# Long haul return fee is now in place.



## Mole (Mar 9, 2017)

So when I drive if I drive I only do long hauls mostly airport rides. When I pick up the passenger I act surprised when I find out where they are going and I say they are supposed to tell me it’s a long ride. Most times they panic because they are late and are going to the airport so I say $20 cash or $20 gas and they have all paid up. I just tell them I lose money on long rides and can not afford to do them at $6 a gallon of gas. And I still get tips lol,


----------



## losiglow (Dec 4, 2018)

You're taking a chance getting reported doing that. All it takes is one pax to complain to Uber and you'll be in the crosshairs. 

It's fair. And justified. But Uber and Lyft will frown if they hear about it.


----------



## Mole (Mar 9, 2017)

losiglow said:


> You're taking a chance getting reported doing that. All it takes is one pax to complain to Uber and you'll be in the crosshairs.
> 
> It's fair. And justified. But Uber and Lyft will frown if they hear about it.


From what I have read in the past on Uber website I’m allowed to negotiate a return fee the customer is not forced to pay it and I’m not forced to do a long trip so it is just a business transaction. I’m sure some one stars can happen that might effect you.


----------



## losiglow (Dec 4, 2018)

I can't think of anything in the TOS that this violates. Although I'm not interested enough to look it over. So I suppose it's safe enough to keep up until someone complains. And while it might land you in hot water, it wouldn't likely be a violation that immediately deactivates you without a warning.

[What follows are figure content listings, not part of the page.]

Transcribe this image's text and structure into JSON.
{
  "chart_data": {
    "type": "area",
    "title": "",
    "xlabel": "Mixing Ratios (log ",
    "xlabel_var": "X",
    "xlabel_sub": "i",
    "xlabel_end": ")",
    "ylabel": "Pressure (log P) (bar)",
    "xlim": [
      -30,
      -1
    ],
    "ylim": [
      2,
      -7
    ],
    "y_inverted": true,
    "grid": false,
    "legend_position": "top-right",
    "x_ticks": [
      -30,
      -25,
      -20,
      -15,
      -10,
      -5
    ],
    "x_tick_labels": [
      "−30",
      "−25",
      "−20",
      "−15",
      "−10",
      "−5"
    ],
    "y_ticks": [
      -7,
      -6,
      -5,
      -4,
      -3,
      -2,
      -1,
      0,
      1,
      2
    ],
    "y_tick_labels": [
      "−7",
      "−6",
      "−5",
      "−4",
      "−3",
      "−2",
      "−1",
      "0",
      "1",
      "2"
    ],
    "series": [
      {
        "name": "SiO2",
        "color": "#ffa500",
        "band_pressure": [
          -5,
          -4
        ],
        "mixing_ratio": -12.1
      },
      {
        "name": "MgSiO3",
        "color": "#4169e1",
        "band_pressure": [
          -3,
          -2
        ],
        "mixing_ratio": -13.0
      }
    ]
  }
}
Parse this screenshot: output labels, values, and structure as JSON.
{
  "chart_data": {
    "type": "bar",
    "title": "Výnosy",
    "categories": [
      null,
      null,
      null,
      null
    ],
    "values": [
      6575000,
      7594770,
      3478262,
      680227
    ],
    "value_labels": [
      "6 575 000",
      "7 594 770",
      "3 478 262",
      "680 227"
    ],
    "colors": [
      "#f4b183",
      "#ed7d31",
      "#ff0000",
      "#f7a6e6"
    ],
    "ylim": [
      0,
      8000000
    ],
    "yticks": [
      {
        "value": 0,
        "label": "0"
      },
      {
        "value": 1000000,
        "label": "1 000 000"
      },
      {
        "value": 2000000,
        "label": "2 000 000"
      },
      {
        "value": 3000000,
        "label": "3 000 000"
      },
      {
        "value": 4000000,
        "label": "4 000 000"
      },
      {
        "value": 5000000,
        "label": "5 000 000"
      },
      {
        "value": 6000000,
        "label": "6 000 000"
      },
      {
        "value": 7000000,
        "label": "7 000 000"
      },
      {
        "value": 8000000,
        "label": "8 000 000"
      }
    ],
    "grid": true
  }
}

I wish you the best of luck


----------



## Grand Lake (Feb 27, 2018)

Mole said:


> $20 cash or $20 gas


Cash tip, your word against his. Credit card receipt for $20 worth of gas at a station near the pickup point could be problematic.


----------



## Ms.Doe (Apr 15, 2016)

Grand Lake said:


> Cash tip, your word against his. Credit card receipt for $20 worth of gas at a station near the pickup point could be problematic.


Uber is not the FBI!


----------



## Mole (Mar 9, 2017)

So far I have only had to cancel 2 rides out of about 40 rides on average I charge between $10 and $40


----------



## TX Uber Ant (Aug 24, 2019)

I have made similar return fee requests when accepting a trip that takes me far into the suburbs. I typically charge a buck a mile to get back to where I will start getting trip requests again. I am pretty sure we are allowed to do this per the terms of service. So far the pax have agreed and paid an additional tip on top of what I was asking for. I have even done this for long pickups to far out and make sure they understand it will take me a while to get there and I explain how far away I am and how much I will need for the pickup.


----------



## bobby747 (Dec 29, 2015)

Well it's a good thing you do this.
But 1 real important thing . When you are doing that $100 trip, your pay and request this. Maybe uber and lyft are charging them $250 on a $140 ride. You better plan a backup job now. If you dont care that's even better.
Over 20k trips all platforms. You will be history by a geek ********. BUT I WILL YOU WELL AND ALOT OF THESE.


----------



## Buckiemohawk (Jun 23, 2015)

I simply dont take them. At all EVER. From my area, Clemson is fine. It pays good money 98 percent of the time i get a tip so I make over 60 for it. And I can rides back to the hwy or even half way back. Atlanta nope. Every driver who goes to Atlanta has told me not to do that trip/ And goes into specific details


----------



## Disgusted Driver (Jan 9, 2015)

There is something to be said for keep running and gunning till you get caught.


----------